Originally titled: "Evaluation of Ideas"]


In "Henry George Revisited" (May HGN) Godfrey P. Orleans says, "On the Georgian view, the problems of poverty, inflation, unemployment, urban deterioration and others might be solved by the simple act of removing the control of land from the private sector of the economy."

This is not what George proposed. Before stating what he did propose, it is necessary to expose the source of Mr. Orleans' misinterpretation. The use of the terms "private and public sector" have caused much mischief since they came into vogue. By this terminology, if five families owned most of the land of a nation we would say that land was in the hands of the private sector. We would say the land of a nation was held by the public sector if its title was vested in the government. The effect is the same in both cases: control of the land of a nation by a few of its citizens.

George proposed a tax on land values as a means of breaking the monopoly in land. This is the essential point. This would take control of the land out of the hands of the few and make it accessible to all. It would indeed "at once deter speculative trading in land" because a tax on land values would take the profit out of land speculation.

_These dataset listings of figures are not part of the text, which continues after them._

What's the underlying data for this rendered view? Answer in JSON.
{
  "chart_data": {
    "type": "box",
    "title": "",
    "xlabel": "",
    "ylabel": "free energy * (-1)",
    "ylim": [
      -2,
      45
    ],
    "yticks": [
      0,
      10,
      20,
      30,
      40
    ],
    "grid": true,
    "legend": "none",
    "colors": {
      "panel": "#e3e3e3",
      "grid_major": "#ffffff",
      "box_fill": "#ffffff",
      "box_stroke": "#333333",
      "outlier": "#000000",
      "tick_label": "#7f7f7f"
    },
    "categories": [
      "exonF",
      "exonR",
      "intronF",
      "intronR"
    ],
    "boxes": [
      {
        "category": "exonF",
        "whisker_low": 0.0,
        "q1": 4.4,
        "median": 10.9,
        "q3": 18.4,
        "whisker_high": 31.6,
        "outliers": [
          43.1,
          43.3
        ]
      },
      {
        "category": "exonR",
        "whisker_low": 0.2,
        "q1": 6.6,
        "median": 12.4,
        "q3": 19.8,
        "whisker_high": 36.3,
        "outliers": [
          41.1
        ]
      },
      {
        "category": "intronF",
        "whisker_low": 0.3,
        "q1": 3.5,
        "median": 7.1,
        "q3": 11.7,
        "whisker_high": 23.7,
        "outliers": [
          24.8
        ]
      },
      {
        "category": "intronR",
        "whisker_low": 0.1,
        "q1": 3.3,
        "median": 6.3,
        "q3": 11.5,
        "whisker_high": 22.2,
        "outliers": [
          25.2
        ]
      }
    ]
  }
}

It is true that in many respects "the conclusions reached by Henry George were quite the opposite of those reached by his contemporaries." But Mr. Orleans' example does not illustrate this. George agreed "that since supply was itself an expression of demand there could never be overproduction." George did not as stated, believe "that supply was itself an expression of a demand for less than that which was supplied," and he certainly did not conclude that this caused "a trend towards economic depression." George did say (p. 270-1, Progress and Poverty) that "the supply of labor cannot be too great, nor the demand for labor too small, when people suffer for the lack of things that labor produces. The real trouble must be that supply is somehow prevented from satisfying demand, that somewhere is an obstacle which prevents labor from producing the things laborers want … and that obstacle, it is clear, is the speculative advance in rent, or the value of land, ..."

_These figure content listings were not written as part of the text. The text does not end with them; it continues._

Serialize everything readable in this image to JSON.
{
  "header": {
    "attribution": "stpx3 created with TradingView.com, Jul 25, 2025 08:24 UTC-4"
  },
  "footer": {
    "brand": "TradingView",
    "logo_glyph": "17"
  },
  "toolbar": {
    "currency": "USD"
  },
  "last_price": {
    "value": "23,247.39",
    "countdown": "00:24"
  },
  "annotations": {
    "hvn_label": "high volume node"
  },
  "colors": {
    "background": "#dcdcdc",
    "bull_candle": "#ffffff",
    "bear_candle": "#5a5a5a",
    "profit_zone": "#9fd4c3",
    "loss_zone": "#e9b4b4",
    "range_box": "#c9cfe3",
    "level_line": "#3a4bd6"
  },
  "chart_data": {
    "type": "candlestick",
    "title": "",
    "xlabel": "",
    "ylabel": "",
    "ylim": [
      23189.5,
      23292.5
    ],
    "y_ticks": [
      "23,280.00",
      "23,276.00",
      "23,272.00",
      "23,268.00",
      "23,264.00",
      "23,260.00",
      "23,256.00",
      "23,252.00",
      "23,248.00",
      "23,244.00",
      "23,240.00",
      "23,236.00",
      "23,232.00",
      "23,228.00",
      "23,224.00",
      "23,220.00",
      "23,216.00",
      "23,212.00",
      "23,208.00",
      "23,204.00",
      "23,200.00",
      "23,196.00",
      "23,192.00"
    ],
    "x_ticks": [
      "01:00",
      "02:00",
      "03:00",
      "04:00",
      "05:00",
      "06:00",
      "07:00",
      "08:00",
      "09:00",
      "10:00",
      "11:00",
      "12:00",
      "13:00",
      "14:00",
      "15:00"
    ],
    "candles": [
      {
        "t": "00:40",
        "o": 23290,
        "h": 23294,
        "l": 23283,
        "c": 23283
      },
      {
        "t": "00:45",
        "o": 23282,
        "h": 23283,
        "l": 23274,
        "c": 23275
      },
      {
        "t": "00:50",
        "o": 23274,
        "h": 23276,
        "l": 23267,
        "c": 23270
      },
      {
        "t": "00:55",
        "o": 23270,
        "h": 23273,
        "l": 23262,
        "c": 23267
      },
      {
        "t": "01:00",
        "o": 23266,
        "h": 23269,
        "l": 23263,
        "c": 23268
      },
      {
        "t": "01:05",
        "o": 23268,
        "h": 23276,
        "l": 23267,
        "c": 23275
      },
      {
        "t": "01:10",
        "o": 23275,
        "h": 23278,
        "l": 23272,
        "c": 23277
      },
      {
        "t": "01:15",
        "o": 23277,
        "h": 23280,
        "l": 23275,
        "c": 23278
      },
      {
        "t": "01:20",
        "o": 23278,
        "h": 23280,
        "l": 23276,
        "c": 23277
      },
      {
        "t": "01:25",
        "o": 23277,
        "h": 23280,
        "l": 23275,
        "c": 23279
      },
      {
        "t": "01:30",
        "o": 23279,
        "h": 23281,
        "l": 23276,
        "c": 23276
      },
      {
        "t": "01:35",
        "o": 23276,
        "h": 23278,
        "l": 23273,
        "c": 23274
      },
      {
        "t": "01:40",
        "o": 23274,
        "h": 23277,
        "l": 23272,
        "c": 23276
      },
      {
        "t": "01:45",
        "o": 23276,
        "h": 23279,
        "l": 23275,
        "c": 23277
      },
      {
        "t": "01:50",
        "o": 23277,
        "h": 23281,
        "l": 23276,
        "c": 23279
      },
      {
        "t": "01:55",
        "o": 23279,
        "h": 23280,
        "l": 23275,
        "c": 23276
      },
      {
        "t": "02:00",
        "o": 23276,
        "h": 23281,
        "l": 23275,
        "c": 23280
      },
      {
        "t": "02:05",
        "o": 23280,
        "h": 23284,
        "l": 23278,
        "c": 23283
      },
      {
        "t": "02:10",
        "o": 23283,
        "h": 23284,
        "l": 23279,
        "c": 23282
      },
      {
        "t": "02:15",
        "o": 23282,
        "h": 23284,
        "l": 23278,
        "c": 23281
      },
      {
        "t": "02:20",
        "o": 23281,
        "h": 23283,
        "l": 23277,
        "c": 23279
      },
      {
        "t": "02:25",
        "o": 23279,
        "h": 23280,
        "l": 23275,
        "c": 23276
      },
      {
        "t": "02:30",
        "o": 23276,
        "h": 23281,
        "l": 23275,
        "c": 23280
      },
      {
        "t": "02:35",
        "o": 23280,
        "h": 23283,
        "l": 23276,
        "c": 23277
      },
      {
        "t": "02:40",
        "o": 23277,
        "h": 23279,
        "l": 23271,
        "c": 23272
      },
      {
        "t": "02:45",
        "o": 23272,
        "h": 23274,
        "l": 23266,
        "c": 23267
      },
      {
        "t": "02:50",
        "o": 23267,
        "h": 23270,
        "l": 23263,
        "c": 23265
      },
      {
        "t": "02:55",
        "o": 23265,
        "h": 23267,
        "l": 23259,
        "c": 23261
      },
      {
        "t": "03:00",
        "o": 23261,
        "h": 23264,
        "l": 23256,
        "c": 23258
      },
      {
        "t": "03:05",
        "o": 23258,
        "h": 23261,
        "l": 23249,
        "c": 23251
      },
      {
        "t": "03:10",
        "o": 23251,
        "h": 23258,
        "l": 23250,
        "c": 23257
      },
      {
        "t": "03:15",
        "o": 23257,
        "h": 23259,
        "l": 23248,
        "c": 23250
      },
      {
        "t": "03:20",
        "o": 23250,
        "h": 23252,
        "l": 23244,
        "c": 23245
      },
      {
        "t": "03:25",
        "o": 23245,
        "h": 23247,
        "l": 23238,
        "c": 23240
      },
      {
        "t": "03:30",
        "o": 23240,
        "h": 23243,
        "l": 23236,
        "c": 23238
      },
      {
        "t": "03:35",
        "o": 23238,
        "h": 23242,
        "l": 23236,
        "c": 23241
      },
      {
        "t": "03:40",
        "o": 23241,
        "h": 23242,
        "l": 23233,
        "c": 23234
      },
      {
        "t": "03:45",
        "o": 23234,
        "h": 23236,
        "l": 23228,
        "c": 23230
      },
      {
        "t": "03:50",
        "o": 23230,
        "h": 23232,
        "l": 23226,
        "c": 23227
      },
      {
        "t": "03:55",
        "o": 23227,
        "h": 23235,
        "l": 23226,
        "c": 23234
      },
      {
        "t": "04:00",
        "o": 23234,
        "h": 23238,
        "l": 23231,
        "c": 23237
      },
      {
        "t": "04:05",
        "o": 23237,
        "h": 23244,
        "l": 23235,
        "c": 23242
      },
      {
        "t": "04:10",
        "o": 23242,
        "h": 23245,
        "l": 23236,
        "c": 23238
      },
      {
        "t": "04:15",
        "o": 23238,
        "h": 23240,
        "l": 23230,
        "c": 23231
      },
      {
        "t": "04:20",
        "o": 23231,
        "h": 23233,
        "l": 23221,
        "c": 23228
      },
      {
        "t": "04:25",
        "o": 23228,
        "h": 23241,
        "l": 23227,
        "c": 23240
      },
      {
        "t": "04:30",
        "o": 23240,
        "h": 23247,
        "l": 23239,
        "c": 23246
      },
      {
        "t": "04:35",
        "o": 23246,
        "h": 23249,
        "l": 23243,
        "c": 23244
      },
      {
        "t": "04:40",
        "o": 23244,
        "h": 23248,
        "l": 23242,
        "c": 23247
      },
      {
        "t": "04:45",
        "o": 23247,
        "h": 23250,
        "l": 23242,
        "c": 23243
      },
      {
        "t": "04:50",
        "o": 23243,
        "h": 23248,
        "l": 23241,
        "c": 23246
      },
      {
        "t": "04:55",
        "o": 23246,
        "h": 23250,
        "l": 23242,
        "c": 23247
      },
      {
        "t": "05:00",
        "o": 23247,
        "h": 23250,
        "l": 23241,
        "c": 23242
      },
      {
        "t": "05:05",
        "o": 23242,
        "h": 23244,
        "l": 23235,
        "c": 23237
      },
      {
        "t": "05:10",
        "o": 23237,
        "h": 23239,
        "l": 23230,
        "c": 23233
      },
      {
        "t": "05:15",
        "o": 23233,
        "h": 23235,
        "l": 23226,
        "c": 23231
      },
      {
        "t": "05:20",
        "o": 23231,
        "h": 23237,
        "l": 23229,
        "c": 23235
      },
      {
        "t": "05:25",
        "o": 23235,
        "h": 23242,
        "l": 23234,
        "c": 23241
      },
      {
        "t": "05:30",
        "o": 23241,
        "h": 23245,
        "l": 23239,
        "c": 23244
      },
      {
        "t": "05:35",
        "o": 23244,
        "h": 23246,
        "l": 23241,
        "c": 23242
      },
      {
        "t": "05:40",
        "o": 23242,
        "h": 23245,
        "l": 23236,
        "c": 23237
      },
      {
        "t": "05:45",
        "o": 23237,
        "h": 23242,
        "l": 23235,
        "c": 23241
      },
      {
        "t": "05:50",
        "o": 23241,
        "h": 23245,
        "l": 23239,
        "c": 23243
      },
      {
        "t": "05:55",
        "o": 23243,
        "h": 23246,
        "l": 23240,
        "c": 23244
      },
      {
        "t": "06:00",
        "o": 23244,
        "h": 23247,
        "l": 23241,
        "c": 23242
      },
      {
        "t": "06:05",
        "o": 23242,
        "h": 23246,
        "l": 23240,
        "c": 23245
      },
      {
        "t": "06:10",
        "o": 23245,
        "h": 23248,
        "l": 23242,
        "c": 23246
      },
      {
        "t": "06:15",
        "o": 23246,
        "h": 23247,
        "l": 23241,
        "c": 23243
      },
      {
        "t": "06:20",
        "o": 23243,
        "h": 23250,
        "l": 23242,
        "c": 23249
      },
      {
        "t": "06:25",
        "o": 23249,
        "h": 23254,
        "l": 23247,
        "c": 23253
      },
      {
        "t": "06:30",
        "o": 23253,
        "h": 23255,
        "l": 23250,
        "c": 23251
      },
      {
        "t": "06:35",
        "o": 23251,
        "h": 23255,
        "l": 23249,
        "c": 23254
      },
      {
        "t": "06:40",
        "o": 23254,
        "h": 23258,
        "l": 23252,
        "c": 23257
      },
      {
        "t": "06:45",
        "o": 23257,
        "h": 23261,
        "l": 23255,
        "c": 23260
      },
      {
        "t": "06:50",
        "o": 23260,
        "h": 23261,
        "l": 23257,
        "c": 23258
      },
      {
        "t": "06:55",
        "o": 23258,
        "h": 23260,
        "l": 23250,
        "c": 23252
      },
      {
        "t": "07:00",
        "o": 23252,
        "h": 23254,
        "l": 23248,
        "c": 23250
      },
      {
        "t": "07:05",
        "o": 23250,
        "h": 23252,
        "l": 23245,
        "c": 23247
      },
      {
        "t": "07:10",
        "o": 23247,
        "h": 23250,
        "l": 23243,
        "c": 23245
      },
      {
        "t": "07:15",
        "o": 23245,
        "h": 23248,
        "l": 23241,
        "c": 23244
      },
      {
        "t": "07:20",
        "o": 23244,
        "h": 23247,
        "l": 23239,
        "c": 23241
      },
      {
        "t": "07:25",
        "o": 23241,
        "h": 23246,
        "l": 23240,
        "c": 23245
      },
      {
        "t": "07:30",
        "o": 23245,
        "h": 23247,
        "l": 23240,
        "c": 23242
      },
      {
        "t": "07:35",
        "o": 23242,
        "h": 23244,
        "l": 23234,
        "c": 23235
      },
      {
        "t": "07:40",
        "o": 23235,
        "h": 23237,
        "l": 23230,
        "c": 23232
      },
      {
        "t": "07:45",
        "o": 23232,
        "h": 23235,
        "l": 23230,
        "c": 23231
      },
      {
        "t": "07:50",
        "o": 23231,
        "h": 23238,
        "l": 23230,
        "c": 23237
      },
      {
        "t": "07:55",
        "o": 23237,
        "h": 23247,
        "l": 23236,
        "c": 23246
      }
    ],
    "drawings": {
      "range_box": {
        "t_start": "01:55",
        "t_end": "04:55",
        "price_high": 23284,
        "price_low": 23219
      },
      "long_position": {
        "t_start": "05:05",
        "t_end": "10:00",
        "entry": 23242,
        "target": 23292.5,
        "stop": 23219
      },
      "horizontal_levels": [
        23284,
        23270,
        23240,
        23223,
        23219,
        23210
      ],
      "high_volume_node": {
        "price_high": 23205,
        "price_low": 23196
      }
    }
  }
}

Mr. Orleans says that the reasoning on which George's solution is based "is open to question," but he neither examines George's reasoning nor opens it to question. The fact that many volumes have been written on money does not prove that it is more than a mere medium of exchange and measure of value, "having no value in itself." Furthermore to say there is a fallacy in the argument that the supply of land is fixed," is itself a fallacy.

Mr. Orleans' statement that "any increase in the total rental value of land must be due to an increase in total income, and must therefore correspond to increases in total wages and total interest" is not true. The very reverse in true. The increase in total income increases the total value of land without a corresponding increase in total wages or interest. This fact and this alone explains why the tremendous increase in productive power of the past hundred years has not resulted in the elimination of large-scale poverty - has not even lessened it - has actually given it a more desperate aspect which now threatens the very survival of our society.

That Henry George propounded a theory of the economic cycle when his orthodox contemporaries denied that the economic cycle could even exist!" is a misstatement. George's contemporaries and predecessors had numerous theories of the economic cycle, several of which George comments on in Progress and Poverty. It is also a misstatement of fact to say that Keynes offered the first generally accepted explanation of the economic cycle. The overproduction theory was one of a number that was generally accepted before Keynes, is still widely believed, and is to be found in current textbooks.

The term "liquidity preference" is not applicable to land. It may be suitable to monetary theory jargon but not to political economy. Rather than say that George "failed to express the problem clearly … because the problem could not be expressed in the economic language of his time. . ." we should say that he was able to express the problem clearly because he was not hampered by the vague language of the current economists, a jargon designed to confuse rather than clarify.